Looking out from Camp Reynolds.












Our first stop was Camp Reynolds, an old Civil War base that was made into a training camp during WWI. They've restored many of the buildings there and you can almost feel the history of the place as you walk through the grounds. We watched as some kayakers took off from the little beach nearby, and a regatta of sailboats were skimming the water there as well.

Camp Reynolds Officer's Quarters


We continued down the road and found some old gun placements, only the concrete bunkers left to tell the story. We climbed down and explored the bunkers underneath, which were impressively sturdy after all this time.
Gun placement, looking out toward
the Golden Gate Bridge.








From there we passed an old quarry, with some of the mining equipment still in place, and had lunch on a bench overlooking the bay and San Francisco skyline.

With as many people sharing the ferry with us on the way over, the island was surprisingly uncrowded. We met few people on the road, and even fewer on the side trails. There were many benches scattered around at the various viewpoints and we always found a seat when we wanted one.
Lunchtime view: San Francisco skyline with Alcatraz in the foreground.


Hospital at Ft. McDowell
Our next stop after passing the former Nike Missile placements was the East Garrison, or Fort McDowell. This was the stuff of nightmares for me when, after exploring the ruins at dusk on one of my family's boat trips here, I went to sleep that night and dreamed the hospital was full of patients that had been left behind, all reaching for me as I walked by, calling for help. It took years for that one to wear off.

Coincidentally it was also the scene of Mark's first (and hopefully last) crime: breaking and entering. As a twelve year old on a church field trip, he and a friend decided to explore the old buildings. After climbing a drain pipe and running through the top floors of the hospital, they started trying all the doors of the old houses, finding one open and going inside. Just as they were leaving the house, a ranger finally caught up with them and threatened to throw them off the island. It was appropriate that they have recently refurbished the Garrison, complete with holding tank and jail cells underneath, formerly used for misbehaving soldiers. Mark put himself in the pokey for some slightly delayed justice.

They've removed the stairs to the upper floors
of the hospital to discourage Mark-like behavior.



The recently renovated guardhouse at East Garrison.
Justice at last! The trespasser in lockup.
View from the Guardhouse office
Quarry Beach
View through the church window








Out for a sail, Bay Bridge in the background












There were several docents that were part of the living history program working that day. One volunteer showed us around the Guardhouse that was equipped with historical objects from the WWII era. His enthusiasm rubbed off on us and we shared stories about the "old" phones (that used to have cords) and other things we found from our grandparents time that would be perfect in the museum. Didn't make us feel old at all...

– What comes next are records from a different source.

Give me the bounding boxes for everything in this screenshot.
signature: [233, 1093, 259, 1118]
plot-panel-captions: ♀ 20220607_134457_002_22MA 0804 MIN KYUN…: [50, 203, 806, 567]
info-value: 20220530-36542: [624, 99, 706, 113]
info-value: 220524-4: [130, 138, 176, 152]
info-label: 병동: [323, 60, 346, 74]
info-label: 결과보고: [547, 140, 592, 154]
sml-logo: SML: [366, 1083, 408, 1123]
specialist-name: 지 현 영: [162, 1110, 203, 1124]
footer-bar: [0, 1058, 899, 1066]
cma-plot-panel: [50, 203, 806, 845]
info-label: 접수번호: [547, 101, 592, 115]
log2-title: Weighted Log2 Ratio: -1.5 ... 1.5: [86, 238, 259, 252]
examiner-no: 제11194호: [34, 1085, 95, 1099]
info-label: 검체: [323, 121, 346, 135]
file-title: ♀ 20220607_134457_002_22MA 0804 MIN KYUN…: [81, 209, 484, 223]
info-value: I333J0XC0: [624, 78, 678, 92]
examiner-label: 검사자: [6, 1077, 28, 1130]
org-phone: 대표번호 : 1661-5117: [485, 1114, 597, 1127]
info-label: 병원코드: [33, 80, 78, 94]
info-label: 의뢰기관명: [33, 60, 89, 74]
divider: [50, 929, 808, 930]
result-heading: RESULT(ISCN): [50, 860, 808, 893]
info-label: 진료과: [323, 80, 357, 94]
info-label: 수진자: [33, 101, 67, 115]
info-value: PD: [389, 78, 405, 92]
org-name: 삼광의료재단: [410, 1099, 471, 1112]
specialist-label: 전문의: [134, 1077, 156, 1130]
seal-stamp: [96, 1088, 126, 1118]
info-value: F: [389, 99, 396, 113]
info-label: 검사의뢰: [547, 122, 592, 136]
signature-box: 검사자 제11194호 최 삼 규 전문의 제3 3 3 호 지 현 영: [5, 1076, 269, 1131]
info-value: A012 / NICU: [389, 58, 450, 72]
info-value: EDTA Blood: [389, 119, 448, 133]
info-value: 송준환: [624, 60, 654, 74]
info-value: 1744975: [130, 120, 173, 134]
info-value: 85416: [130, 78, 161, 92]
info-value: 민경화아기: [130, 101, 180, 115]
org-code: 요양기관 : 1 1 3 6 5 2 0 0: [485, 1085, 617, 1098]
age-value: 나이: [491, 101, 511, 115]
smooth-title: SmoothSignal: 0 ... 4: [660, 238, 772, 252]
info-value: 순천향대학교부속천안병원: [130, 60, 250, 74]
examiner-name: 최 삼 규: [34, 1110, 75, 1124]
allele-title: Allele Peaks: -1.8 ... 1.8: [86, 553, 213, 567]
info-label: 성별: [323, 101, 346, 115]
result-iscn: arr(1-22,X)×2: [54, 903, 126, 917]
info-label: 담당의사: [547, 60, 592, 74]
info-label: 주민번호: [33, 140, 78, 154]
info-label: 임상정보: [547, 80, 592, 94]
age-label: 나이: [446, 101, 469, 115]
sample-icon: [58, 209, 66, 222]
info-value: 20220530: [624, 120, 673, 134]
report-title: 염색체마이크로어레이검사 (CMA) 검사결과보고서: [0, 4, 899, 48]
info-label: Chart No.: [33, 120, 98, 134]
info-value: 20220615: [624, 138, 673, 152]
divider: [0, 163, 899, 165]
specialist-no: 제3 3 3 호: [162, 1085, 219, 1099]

After bailing Mark out, we looped around to the Immigration Station. This was the Ellis Island of the west coast, the first stop for immigrants from 1910 to 1940, and unfortunately, a long stay for some of the Chinese immigrants due to discrimination of the times.  There is now a museum in the main dormitory building, and they are working on opening one of the other buildings for visitors to view.

Immigration Station, now a museum



Caption on the side of bell, Immigration Station
Angel Island State Park



We walked back to Ayala Cove from there and caught the ferry back to Tiburon. Notes for next time: bring a bigger hat and more sunscreen--we were fried after a full day in the sun. We had a fantastic time though, and kept asking ourselves on the way home: Why don't we do that more often?





"Leaving their homes and villages they crossed the ocean,
only to endure confinement in these barracks;
Conquering frontiers and barriers, they pioneered
A new life by the Golden Gate."



Many thanks to the enthusiastic living history docents that showed us around East Garrison, and the Park Rangers that made sure all the visitors got on the proper boats on the way home. I relied on two websites for the history information in this post: Angel Island Conservancy and Americans All for the monument translation.